As indicated, most lumbar spine finite element models have been validated under single specific moment amplitude. Although finite element models were nonlinear, the predicted rotation was matched at one moment value in Shirazi-Adl and Parnianpour [32], Shirazi-Adl [31], and Natarajan et al. [20] studies. This approach ignores the nonlinear behavior identified in the experimental moment–rotation responses. From this perspective, these earlier attempts to understand the biomechanics of the lumbosacral spine can be considered as a primary step. Some models [34, 39] have compared numerical results with entire experimental curves. However, because the range of numerical prediction was beyond experimental data, the fidelity of the validation may be sacrificed. Model predictions have more confidence if responses are validated over the entire range. In the Eberlein et al. [6] study, numerical results of the L2–S1 model under extension and axial torsion loads showed good agreement with experimental data in the entire range but not under flexion and lateral bending modes. This study did not quantify the level or degree of validation, a process used in the present study. Furthermore, unlike cervical spine experiments wherein strain data on vertebral body and facet joint have been measured under different loading conditions [26], in the lumbosacral spine, moment–rotation curves appear to be the only response finite element modelers have used for validation. Therefore, it is critical to match these curves as closely as possible during the validation process.

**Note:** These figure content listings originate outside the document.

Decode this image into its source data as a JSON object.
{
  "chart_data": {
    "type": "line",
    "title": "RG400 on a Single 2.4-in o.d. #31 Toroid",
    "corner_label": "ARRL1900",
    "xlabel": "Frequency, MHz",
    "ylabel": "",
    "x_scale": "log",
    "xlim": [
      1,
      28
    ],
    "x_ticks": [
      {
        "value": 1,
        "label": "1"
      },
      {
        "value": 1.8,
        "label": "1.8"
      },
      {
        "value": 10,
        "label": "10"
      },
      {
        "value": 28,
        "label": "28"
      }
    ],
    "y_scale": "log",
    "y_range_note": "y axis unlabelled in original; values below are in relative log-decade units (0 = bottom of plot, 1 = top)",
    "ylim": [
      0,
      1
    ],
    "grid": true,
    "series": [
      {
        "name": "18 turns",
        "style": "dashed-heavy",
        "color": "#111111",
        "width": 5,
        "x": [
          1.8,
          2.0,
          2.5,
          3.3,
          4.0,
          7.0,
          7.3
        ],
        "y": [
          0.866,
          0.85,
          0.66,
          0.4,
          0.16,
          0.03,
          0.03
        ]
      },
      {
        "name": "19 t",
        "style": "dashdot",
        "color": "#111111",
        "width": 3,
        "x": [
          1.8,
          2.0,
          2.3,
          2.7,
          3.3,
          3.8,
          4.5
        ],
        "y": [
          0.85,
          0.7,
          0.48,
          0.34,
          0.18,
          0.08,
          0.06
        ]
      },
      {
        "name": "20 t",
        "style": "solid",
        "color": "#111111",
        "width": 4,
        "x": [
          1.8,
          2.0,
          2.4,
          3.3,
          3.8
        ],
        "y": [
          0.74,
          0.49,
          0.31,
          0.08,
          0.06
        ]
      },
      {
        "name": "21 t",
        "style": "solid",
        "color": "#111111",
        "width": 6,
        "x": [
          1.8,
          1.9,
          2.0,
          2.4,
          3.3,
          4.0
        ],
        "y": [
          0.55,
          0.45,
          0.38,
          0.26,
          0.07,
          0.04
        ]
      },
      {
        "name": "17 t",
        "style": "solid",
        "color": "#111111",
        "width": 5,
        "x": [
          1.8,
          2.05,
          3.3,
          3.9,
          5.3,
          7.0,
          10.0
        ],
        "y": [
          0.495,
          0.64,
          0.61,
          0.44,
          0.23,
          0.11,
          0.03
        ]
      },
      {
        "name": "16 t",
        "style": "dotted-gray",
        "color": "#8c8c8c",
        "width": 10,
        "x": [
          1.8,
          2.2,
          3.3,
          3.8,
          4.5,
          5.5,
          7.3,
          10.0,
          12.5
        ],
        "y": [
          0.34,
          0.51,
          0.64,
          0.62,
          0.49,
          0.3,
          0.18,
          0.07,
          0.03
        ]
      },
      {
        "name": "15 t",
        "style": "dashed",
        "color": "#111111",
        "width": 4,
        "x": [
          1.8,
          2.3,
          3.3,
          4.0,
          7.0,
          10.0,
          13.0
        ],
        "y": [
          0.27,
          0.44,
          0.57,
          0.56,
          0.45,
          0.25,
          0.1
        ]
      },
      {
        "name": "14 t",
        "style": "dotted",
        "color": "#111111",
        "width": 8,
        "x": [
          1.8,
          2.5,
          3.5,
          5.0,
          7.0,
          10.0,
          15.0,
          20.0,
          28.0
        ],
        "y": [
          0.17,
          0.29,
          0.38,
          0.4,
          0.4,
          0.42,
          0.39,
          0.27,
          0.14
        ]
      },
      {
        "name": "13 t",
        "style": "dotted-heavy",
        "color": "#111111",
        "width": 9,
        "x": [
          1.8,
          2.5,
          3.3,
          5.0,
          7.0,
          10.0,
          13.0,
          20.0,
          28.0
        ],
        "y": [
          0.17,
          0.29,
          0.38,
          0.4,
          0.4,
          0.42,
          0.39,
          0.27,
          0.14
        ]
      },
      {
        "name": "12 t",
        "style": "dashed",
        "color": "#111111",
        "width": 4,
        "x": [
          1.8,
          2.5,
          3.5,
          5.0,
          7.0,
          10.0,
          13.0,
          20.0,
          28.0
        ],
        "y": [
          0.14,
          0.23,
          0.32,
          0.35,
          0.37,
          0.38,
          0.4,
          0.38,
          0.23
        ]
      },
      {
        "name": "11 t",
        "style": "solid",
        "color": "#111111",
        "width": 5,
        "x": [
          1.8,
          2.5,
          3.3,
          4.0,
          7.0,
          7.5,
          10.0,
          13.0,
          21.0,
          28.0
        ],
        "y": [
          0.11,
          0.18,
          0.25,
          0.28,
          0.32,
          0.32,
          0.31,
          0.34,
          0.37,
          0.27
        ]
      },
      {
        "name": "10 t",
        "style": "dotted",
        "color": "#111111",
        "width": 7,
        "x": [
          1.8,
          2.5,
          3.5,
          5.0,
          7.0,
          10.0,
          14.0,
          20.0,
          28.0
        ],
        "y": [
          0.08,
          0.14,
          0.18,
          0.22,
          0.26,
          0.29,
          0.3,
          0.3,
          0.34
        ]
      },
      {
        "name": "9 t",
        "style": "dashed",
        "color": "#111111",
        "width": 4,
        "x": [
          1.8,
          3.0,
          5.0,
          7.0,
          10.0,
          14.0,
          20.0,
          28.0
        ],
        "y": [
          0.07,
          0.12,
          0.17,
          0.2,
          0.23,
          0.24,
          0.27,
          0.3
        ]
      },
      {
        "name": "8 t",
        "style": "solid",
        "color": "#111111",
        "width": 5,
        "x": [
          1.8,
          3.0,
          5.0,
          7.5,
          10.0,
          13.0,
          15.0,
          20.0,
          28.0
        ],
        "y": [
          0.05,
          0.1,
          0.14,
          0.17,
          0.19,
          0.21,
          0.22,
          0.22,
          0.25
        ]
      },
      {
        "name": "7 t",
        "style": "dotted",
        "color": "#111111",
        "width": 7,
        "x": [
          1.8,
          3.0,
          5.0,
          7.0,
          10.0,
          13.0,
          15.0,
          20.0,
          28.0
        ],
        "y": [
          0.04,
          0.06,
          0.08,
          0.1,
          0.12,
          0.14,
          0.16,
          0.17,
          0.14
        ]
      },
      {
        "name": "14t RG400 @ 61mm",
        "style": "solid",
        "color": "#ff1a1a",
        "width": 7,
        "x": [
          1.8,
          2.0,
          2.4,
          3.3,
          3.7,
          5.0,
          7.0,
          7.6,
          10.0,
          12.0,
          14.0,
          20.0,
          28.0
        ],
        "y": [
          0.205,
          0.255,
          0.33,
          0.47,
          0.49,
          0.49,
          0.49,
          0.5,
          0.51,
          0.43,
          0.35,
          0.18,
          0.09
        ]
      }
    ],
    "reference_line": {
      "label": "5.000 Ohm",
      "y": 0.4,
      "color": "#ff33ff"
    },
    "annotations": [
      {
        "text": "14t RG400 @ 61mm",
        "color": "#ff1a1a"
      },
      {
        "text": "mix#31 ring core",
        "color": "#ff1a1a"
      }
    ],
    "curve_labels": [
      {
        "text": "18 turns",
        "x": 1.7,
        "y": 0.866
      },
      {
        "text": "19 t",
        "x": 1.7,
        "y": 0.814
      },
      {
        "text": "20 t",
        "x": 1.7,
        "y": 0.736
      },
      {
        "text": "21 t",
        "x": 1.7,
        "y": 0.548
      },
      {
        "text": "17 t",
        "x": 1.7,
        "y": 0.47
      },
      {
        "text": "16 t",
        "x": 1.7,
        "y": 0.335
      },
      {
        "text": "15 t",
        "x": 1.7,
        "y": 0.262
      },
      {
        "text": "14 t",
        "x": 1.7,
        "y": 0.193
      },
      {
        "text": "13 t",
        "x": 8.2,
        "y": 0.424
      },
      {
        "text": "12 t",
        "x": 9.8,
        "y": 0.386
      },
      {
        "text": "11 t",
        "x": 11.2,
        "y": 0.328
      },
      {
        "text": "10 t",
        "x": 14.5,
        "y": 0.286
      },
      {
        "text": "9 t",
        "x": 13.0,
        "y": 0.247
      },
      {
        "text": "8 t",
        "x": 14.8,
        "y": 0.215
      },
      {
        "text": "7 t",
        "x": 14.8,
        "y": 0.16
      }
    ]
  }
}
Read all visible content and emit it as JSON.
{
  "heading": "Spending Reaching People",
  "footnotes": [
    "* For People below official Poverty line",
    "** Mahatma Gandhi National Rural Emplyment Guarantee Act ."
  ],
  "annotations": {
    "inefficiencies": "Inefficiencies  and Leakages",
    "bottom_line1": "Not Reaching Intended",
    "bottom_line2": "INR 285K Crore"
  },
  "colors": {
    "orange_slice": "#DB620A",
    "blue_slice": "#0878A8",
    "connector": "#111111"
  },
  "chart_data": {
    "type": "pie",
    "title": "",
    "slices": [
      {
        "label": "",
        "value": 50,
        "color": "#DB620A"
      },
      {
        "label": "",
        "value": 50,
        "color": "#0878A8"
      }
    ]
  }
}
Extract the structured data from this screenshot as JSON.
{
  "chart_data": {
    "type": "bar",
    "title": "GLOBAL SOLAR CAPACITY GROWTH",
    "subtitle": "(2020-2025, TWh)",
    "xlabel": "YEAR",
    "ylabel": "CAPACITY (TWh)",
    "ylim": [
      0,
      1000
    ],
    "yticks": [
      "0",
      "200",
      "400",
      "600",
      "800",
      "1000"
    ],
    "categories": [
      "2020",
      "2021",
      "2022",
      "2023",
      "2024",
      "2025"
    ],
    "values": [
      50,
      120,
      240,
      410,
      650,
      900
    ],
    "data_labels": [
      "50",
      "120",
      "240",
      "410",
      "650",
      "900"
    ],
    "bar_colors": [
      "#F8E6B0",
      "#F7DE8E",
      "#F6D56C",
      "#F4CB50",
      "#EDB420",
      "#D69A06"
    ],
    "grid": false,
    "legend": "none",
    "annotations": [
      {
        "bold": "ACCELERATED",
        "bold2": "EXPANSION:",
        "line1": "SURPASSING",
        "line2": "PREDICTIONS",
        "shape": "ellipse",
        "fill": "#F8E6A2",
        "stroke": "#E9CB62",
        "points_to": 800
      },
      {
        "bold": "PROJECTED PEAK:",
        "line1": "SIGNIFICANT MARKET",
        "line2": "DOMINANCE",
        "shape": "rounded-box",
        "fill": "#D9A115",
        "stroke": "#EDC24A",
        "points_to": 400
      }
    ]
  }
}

In the present study, moment–rotation responses were computed using the finite element model under flexion and extension and left and right lateral bending and were validated with experiments. The same range of loading applied in the experiment was used for validating the finite element model outputs. Nonlinearities in the mechanical behavior were quantitatively evaluated using the cumulative variance parameter. All moment–rotation curves were considered to be fully validated except in three cases, left lateral bending for the L4–S1 and L4–L5 segments and extension for the L4–L5 segment (Table 2). The exact reason for this relatively discrepancy may be due to factors such as anisotropy, inhomogeneity, simplification of the complex behavior of spinal components, etc. However, to our best knowledge, this is the first study that has attempted and provided quantified validation information for finite element modeling under different modes and to both segments of the lower lumbar and sacral spine. With this qualification and level of validation over the entire range moment–rotation responses, stress analysis output simulating clinical situations (e.g., cage instrumentation) can be obtained and interpreted with increased level of confidence. The present model performs better than previous models because it has been validated in the entire nonlinear range of the moment–rotation response instead of validating at a specific data point, a method often used in previous finite element models. In addition, the model used level-specific material properties and anatomically accurate geometry by including various components of the lumbosacral spinal structure. However, since the model is only validated using quasi-static loads, in order to delineate dynamic responses, data from dynamic tests including rate-dependent material properties are needed before the output of stress analysis can be applied to clinical situations.

The practical impetus for the present modeling effort lies in the lack of standardized and quantitatively validated models of the lumbosacral spine. In clinical situations, disorders of the lumbar spine overwhelmingly favor locations modeled in the present study. Unfortunately, clinical literature is replete with Class III data advocating the employment of procedures in this region that are eventually shown to be ineffective and subsequently abandoned. Clinical intuition, cadaver studies, and animal studies, while invaluable, often fail to predict the ultimate success or failure of a given intervention in a patient. The approach demonstrated in this model has the unique potential to assist health care providers by providing information on normal and degenerated spines. Data regarding mechanisms of internal load transfer and stresses and strains in the intervertebral components might assist in making predictions about spinal stability.